Subject to applicable law, the Committee or the Board of Directors shall establish terms at the time of any Award as to the Participant's right to receive an Award upon the termination of the Participant's employment or termination of a director's services for any reason with the Corporation and its Subsidiaries.
10. Adjustment Provisions. In the event that any recapitalization, reclassification, split-up or consolidation of shares of Stock shall be effected, or the outstanding shares of Stock shall be, in connection with a merger or consolidation of the Corporation or a sale by the Corporation of all or a part of its assets, exchanged for a different number or class of shares of stock or other securities or property of the Corporation or any other entity or person, or a record date for determination of holders of Stock entitled to receive a dividend or other distribution payable in Stock or other property (other than normal cash dividends) shall occur, (A) the number and class of shares or other securities or property that may be issued or transferred pursuant to Stock Incentives thereafter granted or that may be optioned or awarded under the Plan to any Participant, (B) the number and class of shares or other securities or property that may be issued or transferred under outstanding Stock Incentives, (C) the purchase price to be paid per share under outstanding and future Stock Incentives, and (D) the price to be paid per share by the Corporation or a Subsidiary for shares or other securities or property issued or transferred pursuant to Stock Incentives which are subject to a right of the Corporation or a Subsidiary to reacquire such shares or other securities or property, shall in each case be equitably adjusted; provided that with respect to Incentive Stock Options any such adjustments shall comply with Sections 422 and 424 of the Code.

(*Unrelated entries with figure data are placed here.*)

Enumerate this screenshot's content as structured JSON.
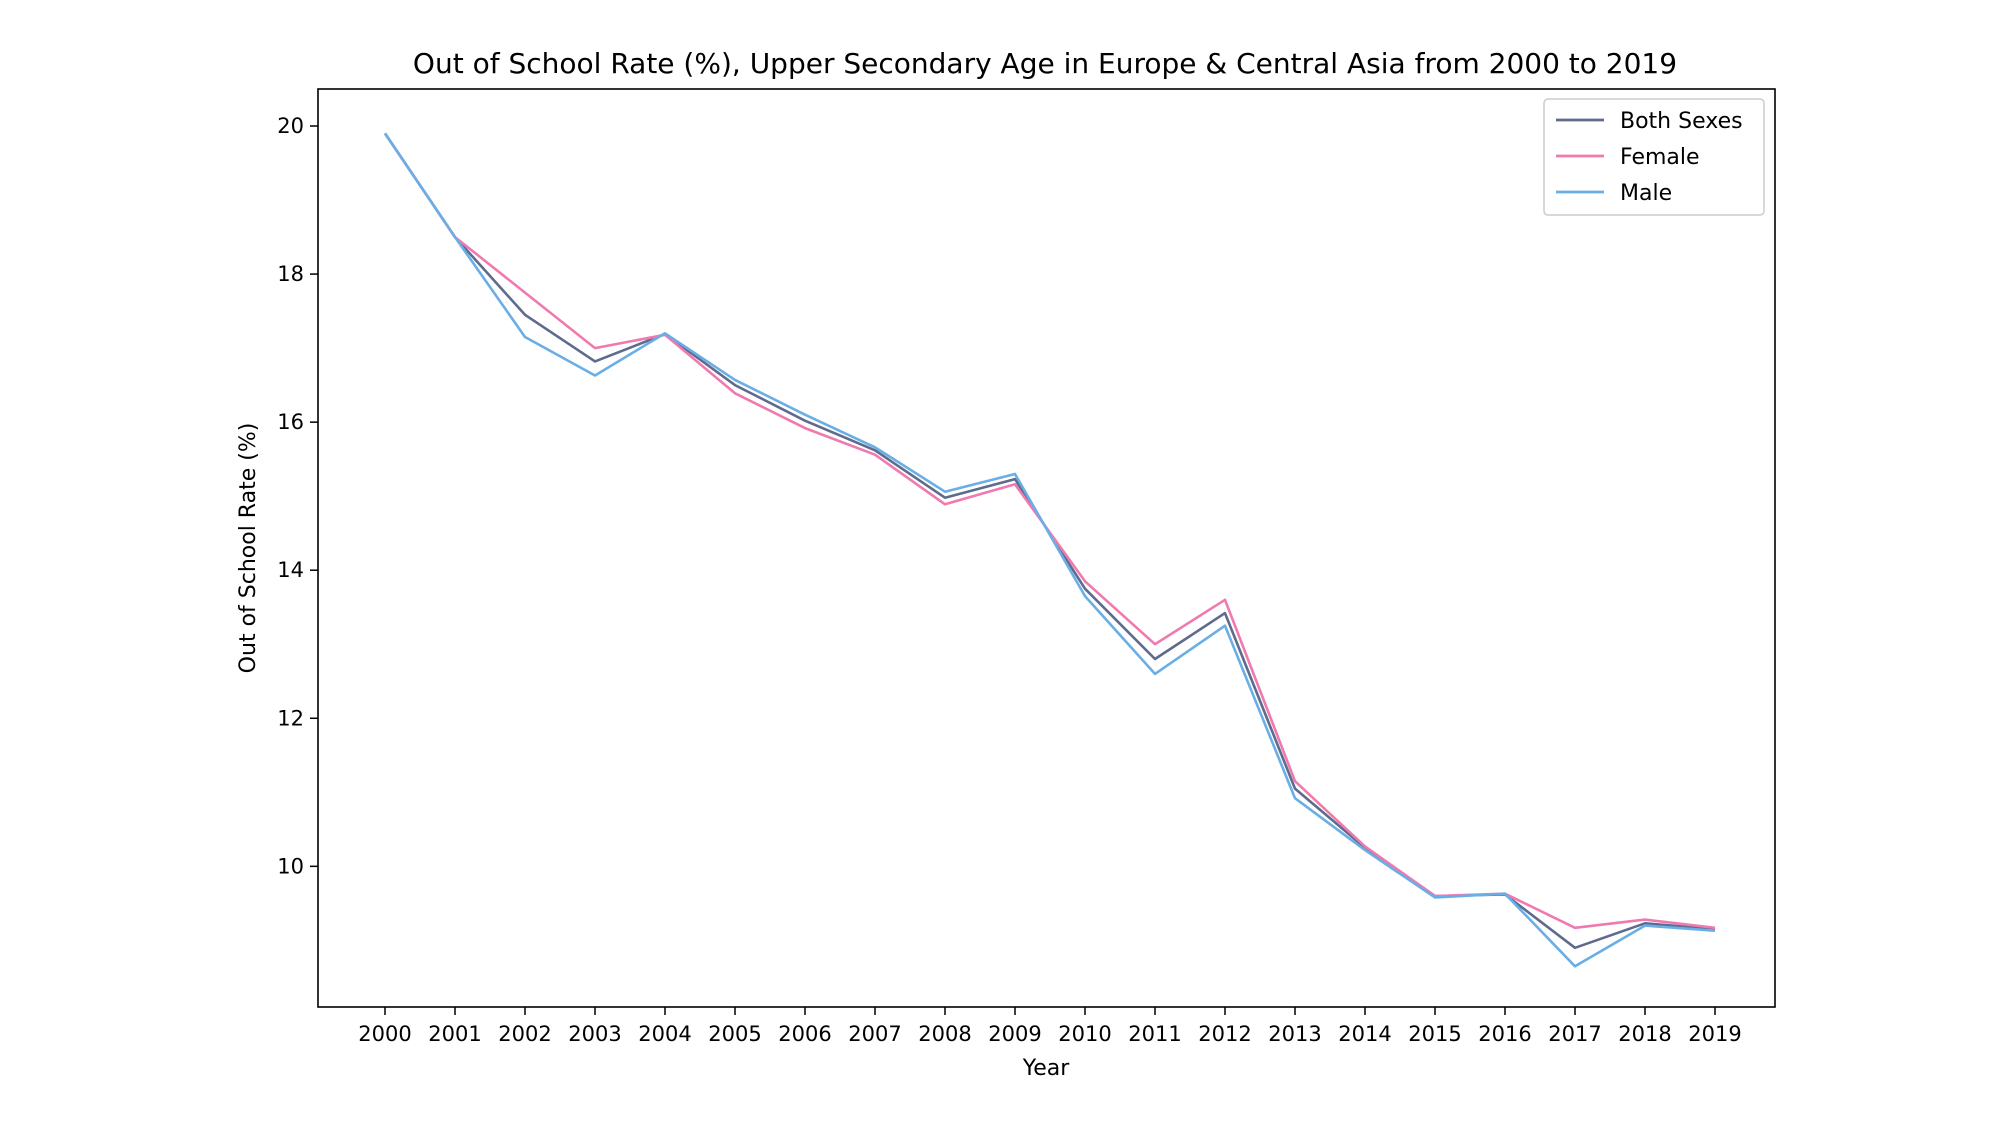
{
  "chart_data": {
    "type": "line",
    "title": "Out of School Rate (%), Upper Secondary Age in Europe & Central Asia from 2000 to 2019",
    "xlabel": "Year",
    "ylabel": "Out of School Rate (%)",
    "x": [
      "2000",
      "2001",
      "2002",
      "2003",
      "2004",
      "2005",
      "2006",
      "2007",
      "2008",
      "2009",
      "2010",
      "2011",
      "2012",
      "2013",
      "2014",
      "2015",
      "2016",
      "2017",
      "2018",
      "2019"
    ],
    "yticks": [
      10,
      12,
      14,
      16,
      18,
      20
    ],
    "ylim": [
      8.1,
      20.5
    ],
    "grid": false,
    "legend_position": "top-right",
    "series": [
      {
        "name": "Both Sexes",
        "color": "#5f6b8c",
        "values": [
          19.9,
          18.5,
          17.45,
          16.82,
          17.19,
          16.5,
          16.02,
          15.62,
          14.98,
          15.23,
          13.75,
          12.8,
          13.42,
          11.05,
          10.25,
          9.6,
          9.62,
          8.9,
          9.23,
          9.15
        ]
      },
      {
        "name": "Female",
        "color": "#f07aaf",
        "values": [
          19.9,
          18.5,
          17.75,
          17.0,
          17.18,
          16.39,
          15.92,
          15.56,
          14.89,
          15.16,
          13.85,
          13.0,
          13.6,
          11.15,
          10.27,
          9.6,
          9.63,
          9.17,
          9.28,
          9.17
        ]
      },
      {
        "name": "Male",
        "color": "#6aaee6",
        "values": [
          19.9,
          18.5,
          17.15,
          16.63,
          17.2,
          16.57,
          16.1,
          15.66,
          15.06,
          15.3,
          13.65,
          12.6,
          13.25,
          10.92,
          10.22,
          9.58,
          9.63,
          8.65,
          9.2,
          9.13
        ]
      }
    ]
  }
}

11. Effective Date and Duration of Plan. The Plan shall be effective when it is approved by the Board of Directors, provided that the shareholders of the Corporation thereafter approve it within one year of that date. If the Plan is not so approved by the shareholders, the Plan (and any Stock Incentive granted thereunder) shall be null, void and of no force or effect. If so approved, the Plan shall remain in effect, and Stock Incentives may be granted, until Stock Incentives have been granted with respect to all shares authorized to be issued or transferred hereunder or until the Plan is sooner terminated by the Board of Directors, and shall continue in effect thereafter with respect to any Stock Incentives outstanding at that time. In no event shall an Incentive Stock Option be granted under the Plan more than ten (10) years from the date the Plan is adopted by the Board, or the date the Plan is approved by the shareholders of the Corporation, whichever is earlier.
12. Administration.
A. The Plan as it relates to awards to employees of the Corporation shall be administered by a Committee of the Board consisting of two or more directors appointed from time to time by the Board. The Committee shall be composed solely of "outside directors" within the meaning of Section 162(m)(4)(C)(i) of the Code and "nonemployee directors" within the meaning of SEC Rule 16b-3. The Plan as it relates to awards to nonemployee directors shall be administered by the Board of Directors.
B. The Committee or the Board of Directors may establish such rules and regulations, not inconsistent with the provisions of the Plan, as it may deem necessary for the proper administration of the Plan, and may amend or revoke any rule or regulation so established. The Committee or the Board of Directors shall, subject to the provisions of the Plan, have full power to interpret, administer and construe the Plan and any instruments issued under the Plan and full authority to make all determinations and decisions thereunder including, without limitation, the authority to (i) select the Participants in the Plan, (ii) determine when Stock Incentives shall be granted, (iii) determine the number of shares to be made subject to each Stock Incentive, (iv) determine the type of Stock Incentive to grant, and (v) determine the terms and conditions of each Stock Incentive, including the exercise price, in the case of an Option. The interpretation by the Committee or the Board of Directors of the terms and provisions of the Plan and any instrument issued thereunder, and its administration thereof, and all action taken by the Committee or the Board of Directors, shall be final, binding and conclusive on the Corporation, its shareholders, Subsidiaries, all Participants and employees, and upon their respective successors and assigns, and upon all other persons claiming under or through any of them.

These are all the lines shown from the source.